Bias of class and race

Another key obstacle is the continuing race and class bias, that victims of color are disproportionately arrested, in spite of their clearly being victims in these cases. Certainly low-income victims are disproportionately arrested, as well and many of the service providers, not having diversity in their staffs, making it clear that they not only don’t understand issues for victims of color, but may not be particularly welcoming. Many view non-traditional religions or faiths and I use that term loosely, in Texas that can mean anybody who’s not Baptist, is viewed as somehow — you’re not coming to group on Saturday because you want to go to Synagogue, or your Muslim and you need to pray five times a day that’s not convenient for us. So, a lot of work that the battered women’s movement needs to do around practicing what we preach.
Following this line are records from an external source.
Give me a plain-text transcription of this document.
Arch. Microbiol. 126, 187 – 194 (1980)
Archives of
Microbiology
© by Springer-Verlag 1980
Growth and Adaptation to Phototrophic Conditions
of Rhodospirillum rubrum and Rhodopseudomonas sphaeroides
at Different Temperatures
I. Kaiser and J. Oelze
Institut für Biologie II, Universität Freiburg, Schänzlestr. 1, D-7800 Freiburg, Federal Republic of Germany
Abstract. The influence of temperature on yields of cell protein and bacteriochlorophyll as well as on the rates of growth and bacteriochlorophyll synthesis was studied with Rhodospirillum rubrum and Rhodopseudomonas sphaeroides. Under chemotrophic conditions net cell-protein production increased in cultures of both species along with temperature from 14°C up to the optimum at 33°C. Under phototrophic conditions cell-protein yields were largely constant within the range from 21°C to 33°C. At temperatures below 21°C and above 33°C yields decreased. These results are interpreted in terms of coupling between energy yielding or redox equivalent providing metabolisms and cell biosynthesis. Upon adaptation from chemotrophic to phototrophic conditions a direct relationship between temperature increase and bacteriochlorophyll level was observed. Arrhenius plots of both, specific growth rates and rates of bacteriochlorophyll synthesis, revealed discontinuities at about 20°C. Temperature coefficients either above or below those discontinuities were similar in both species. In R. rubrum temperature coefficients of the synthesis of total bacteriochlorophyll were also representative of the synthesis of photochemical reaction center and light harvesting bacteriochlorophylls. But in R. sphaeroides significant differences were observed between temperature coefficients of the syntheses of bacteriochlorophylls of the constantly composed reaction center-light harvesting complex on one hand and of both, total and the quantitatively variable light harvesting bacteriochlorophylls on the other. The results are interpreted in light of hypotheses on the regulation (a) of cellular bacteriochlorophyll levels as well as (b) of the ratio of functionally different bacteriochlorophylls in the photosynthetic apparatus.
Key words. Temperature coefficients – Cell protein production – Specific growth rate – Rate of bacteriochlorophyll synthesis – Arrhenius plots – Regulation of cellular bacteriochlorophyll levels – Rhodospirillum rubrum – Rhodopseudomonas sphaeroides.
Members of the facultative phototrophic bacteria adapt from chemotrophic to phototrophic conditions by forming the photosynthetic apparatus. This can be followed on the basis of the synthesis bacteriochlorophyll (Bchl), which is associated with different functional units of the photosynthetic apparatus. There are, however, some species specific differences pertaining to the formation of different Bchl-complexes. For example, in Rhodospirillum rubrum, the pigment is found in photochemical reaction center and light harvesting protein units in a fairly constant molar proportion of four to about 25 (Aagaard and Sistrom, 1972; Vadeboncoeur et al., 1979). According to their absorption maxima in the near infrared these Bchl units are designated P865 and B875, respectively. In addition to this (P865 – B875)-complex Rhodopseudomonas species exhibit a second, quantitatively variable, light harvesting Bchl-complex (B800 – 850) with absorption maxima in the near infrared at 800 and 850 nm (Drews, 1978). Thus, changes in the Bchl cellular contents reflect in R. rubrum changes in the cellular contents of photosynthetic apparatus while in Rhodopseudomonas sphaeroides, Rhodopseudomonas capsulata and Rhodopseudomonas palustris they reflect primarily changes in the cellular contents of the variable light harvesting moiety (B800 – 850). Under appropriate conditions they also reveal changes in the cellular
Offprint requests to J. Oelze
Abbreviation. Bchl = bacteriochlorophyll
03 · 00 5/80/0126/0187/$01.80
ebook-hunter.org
We want the police departments, and courts to be diverse, but in many communities we haven’t done a very good job amongst ourselves.

Witness tampering

And third, our tremendous problem with witness tampering, that at this point because of three recent supreme court decisions prosecutors have been hamstrung in their efforts to go forward when a victim has been terrorized out of testifying. And that we need to completely rethink how the system responds to somebody who has been threatened, coerced, promised all kinds of outrageous money or harm if they cooperate with the prosecutor. Making it virtually impossible to hold batterers accountable for their crimes. That is going to take some creative thinking on the part of the legal community.

Community involvement

My belief is there is a role for every single person in our community. From the hairstylist, who get access to victims and as we saw started with the hairstylist in Brooklyn having the little brochures on the counter, and survivors who were patients, asking questions and being willing to get themselves trained, and how to respond if a customer does say, yes I’m getting beaten. Or as it happens all too often, comes in with a bruise. Something very obvious. How do you begin that conversation. Because what we find is most members of the public from a car mechanic, to a hair stylist, to the guy who runs the drug store on the corner, they want to help they don’t know what that script is. When we give people specific language and as survivors say to them of course I’m going to be embarrassed, but I’d much rather you ask me. It may take me five times coming into your drug store and you saying, “are you okay at home, do you want a copy of the safety plan? There are people who will meet with you, you don’t even have to go to the police station, they’ll come here to talk to you.” Teaching them what those interventions are, for example pharmacists were trained beginning in Spokane Washington to identify elder abuse. Because the one place that elders would go is to get their prescriptions filled. Tremendously successful program and the pharmacist embraced it whole heartedly. Similarly hairstylists beginning here in Brooklyn, we’ve expanded that in Boston, we’re doing it in Oklahoma, in Utah, now in Texas, so really identifying, “one of my brothers is a car mechanic,” asking him, “can we put the brochures, safety plans in the bathrooms at garages?” Absolutely. And sure enough victims come forward, so even if the mechanics don’t want to go get training, they at least know enough to say, “call that number on the back then. shelter advocate will come, and talk with you or you can go there or you can call anonymously and get help with safety planning.” But, I think our challenge is to develop menus of options that any employer, any person in the community can use to assist victims.